In the 1930s, Albert Einstein lived in a time of deep doubts over the situation of the world and humanity amidst a world war. By that time, the political environment was tense and the ghost of war was also agitated. He had been chosen by the League of Nations to form part of the International Committee on Intellectual Cooperation, for which the objective was to gather scientists, researchers, philosophers, and thinkers in general whose work could provide solutions in the pursuit of peace. To participate in this debate, Einstein chose to correspond with Sigmund Freud for an external opinion that would be different than his and would allow him to better clarify his ideas in that regard.

One thing that stood out in their missives was the clear contrast between science and psychoanalysis when considering the problem of war. The naivety with which Einstein regarded certain aspects of the matter clashed head-on with Freud’s aplomb ––as if where one was allowed to dream about a world government comprised of the world’s best intellectuals, the other replied with the weight of an evident, if atavistic, reality. Unlike Einstein, Freud believed that war was the expression of an instinct, and therefore its eradication was practically impossible.

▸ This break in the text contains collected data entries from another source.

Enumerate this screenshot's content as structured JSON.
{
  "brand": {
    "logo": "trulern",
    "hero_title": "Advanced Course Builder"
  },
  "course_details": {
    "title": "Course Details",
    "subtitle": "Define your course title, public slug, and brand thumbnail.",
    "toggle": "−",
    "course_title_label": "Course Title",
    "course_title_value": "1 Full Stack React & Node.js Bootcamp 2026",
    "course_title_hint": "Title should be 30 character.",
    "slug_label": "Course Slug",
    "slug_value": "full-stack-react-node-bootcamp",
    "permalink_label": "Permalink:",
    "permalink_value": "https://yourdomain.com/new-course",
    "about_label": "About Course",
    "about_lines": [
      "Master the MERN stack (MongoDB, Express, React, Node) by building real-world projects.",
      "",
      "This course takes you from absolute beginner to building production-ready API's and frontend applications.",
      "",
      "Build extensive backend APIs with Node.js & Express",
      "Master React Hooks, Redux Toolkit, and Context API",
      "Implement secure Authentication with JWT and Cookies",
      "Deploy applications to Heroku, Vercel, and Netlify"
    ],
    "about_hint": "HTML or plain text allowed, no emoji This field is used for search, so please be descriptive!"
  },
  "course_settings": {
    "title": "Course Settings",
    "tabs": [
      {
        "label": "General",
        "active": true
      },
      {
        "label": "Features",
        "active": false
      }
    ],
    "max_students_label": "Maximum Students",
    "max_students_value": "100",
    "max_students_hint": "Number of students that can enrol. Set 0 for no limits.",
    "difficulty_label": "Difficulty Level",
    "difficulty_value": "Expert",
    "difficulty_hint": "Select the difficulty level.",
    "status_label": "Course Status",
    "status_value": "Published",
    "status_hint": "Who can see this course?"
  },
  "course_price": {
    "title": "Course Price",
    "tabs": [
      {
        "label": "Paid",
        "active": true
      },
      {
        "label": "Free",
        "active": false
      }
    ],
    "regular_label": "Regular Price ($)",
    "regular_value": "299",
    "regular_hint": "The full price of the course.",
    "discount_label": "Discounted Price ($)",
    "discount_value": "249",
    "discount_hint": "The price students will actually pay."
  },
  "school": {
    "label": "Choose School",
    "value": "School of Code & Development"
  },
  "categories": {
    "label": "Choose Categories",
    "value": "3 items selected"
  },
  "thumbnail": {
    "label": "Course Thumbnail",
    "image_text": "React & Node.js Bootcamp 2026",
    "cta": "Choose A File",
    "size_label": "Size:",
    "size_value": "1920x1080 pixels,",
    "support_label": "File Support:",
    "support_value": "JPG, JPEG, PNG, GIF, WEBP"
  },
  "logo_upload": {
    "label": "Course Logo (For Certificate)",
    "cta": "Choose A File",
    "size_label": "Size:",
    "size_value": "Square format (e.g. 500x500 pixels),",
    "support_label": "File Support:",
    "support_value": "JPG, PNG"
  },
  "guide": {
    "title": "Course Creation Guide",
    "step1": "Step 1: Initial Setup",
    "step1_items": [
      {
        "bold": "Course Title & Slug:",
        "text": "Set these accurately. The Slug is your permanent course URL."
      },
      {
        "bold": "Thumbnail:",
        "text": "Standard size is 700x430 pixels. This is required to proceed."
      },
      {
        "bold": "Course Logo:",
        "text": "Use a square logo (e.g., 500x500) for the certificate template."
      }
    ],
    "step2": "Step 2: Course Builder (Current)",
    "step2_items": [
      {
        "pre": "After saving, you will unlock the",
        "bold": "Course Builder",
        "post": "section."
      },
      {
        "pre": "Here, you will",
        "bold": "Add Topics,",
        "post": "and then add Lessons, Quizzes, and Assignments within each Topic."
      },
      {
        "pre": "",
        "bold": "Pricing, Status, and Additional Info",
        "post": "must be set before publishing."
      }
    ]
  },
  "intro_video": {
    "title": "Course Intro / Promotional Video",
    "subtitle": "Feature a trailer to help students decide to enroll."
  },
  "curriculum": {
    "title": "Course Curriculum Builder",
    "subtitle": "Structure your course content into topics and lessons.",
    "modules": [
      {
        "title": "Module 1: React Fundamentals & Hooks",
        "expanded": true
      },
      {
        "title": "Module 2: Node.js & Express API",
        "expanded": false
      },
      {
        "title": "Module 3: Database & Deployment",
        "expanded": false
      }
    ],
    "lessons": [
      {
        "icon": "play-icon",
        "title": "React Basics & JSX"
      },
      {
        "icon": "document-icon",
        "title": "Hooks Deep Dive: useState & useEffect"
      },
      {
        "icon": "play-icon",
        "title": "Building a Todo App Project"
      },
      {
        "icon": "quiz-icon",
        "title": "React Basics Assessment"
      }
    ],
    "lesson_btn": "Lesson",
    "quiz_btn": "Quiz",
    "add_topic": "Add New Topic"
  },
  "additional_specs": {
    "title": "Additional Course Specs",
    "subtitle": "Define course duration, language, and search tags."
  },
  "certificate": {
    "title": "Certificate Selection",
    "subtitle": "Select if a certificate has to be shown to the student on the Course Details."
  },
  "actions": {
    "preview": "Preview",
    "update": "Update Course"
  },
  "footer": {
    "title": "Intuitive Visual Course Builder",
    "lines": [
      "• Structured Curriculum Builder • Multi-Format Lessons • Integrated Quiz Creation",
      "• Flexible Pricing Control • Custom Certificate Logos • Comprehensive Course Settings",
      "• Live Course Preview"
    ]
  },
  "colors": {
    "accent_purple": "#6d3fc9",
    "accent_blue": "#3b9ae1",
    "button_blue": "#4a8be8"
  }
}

What is needed to distance humanity from the threat of war? That was the question that the scientist and the psychoanalyst set out to answer together. For Freud, the origin of the problem of violence lied in the dichotomy of power and law, and especially in the exercise of the former as a recurring method to solve a conflict of interest––At least until the time when law became the “power of the community;” the resistance of some against the powerful. From within that dialectics a paradox was born: according to some historical examples such as pax romana or the development of France as a country under the Capetian dynasty, war can be a means for peace; “it can serve to pave the way,” Freud wrote to Einstein. In this sense, the psychoanalyst agreed with Einstein on the suggestion of a collegiate government body that would resolve those conflicts of interest which, in the end, are the reasons for war.

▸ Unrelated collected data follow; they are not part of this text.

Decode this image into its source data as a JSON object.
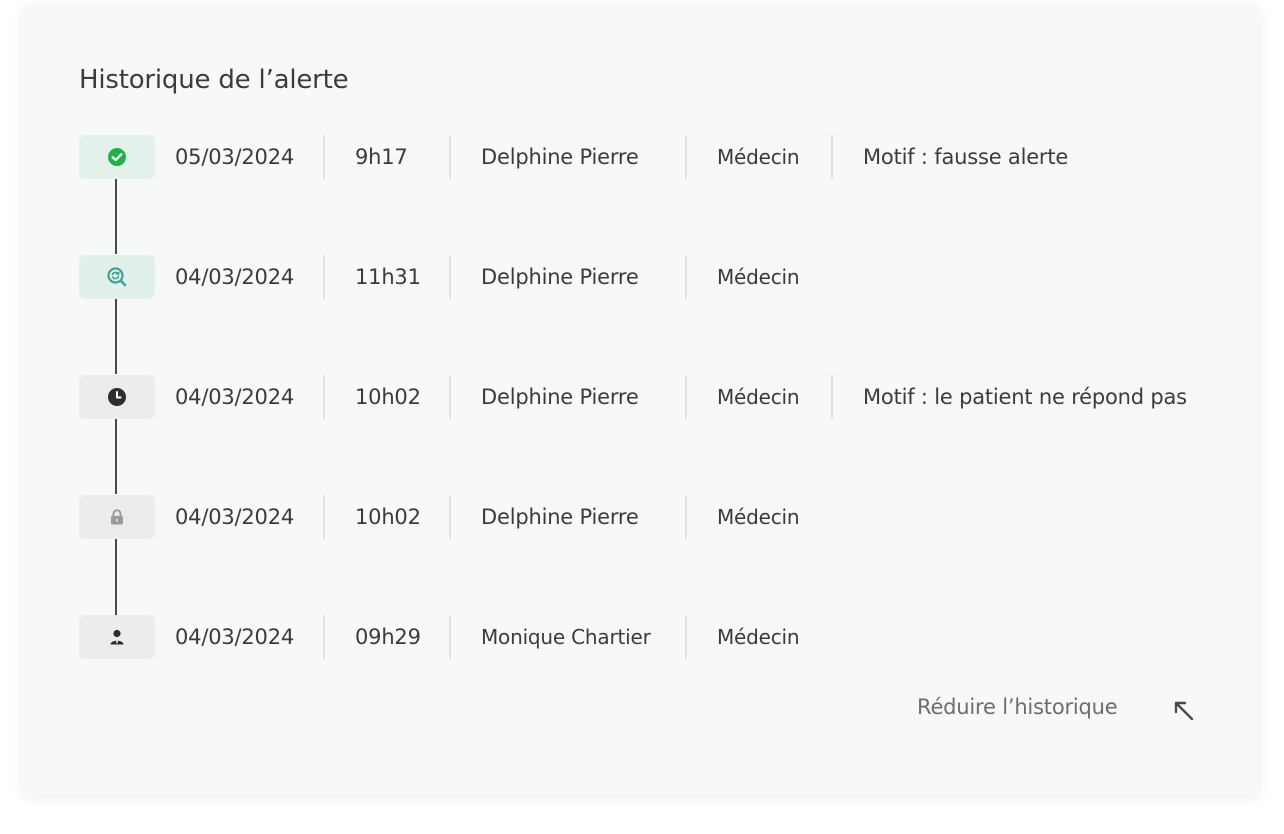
{
  "panel": {
    "title": "Historique de l’alerte"
  },
  "history": [
    {
      "icon": "check-circle-icon",
      "date": "05/03/2024",
      "time": "9h17",
      "name": "Delphine Pierre",
      "role": "Médecin",
      "motif": "Motif : fausse alerte"
    },
    {
      "icon": "search-refresh-icon",
      "date": "04/03/2024",
      "time": "11h31",
      "name": "Delphine Pierre",
      "role": "Médecin",
      "motif": ""
    },
    {
      "icon": "clock-icon",
      "date": "04/03/2024",
      "time": "10h02",
      "name": "Delphine Pierre",
      "role": "Médecin",
      "motif": "Motif : le patient ne répond pas"
    },
    {
      "icon": "lock-icon",
      "date": "04/03/2024",
      "time": "10h02",
      "name": "Delphine Pierre",
      "role": "Médecin",
      "motif": ""
    },
    {
      "icon": "user-icon",
      "date": "04/03/2024",
      "time": "09h29",
      "name": "Monique Chartier",
      "role": "Médecin",
      "motif": ""
    }
  ],
  "footer": {
    "collapse_label": "Réduire l’historique",
    "collapse_icon": "arrow-up-left-icon"
  },
  "colors": {
    "success": "#22b04b",
    "teal": "#3fa394",
    "dark": "#2e2e2e",
    "muted_icon": "#9a9a9a",
    "card_background": "#f7f8fa",
    "text": "#3b3b3b"
  }
}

With all of that, Freud also provided a psychoanalyst’s interpretation of war — he saw in it a manifestation of the destructive, consustantial impulse of human beings — Thanatos in a permanent battle with Eros — death trying to overcome Love, but not in a moral sense of goodness and evil, but in a human sense, in which at times, as individuals, death becomes an unexpected reason for force and vitality. This also makes it hard to think about a possible eradication of that conflictive side of the human being.

Will war ever end? In 1932, when Einstein and Freud were corresponding, neither offered the other a convincing argument; rather, they concluded on the desire of a future where bellicosity wasn’t the normal way to settle a dispute between conflicting interests. However, when their intellectual trajectories addressed this problem they left clues, suggestions whereby to continue to address this at least in our own scope of action and within our everyday life.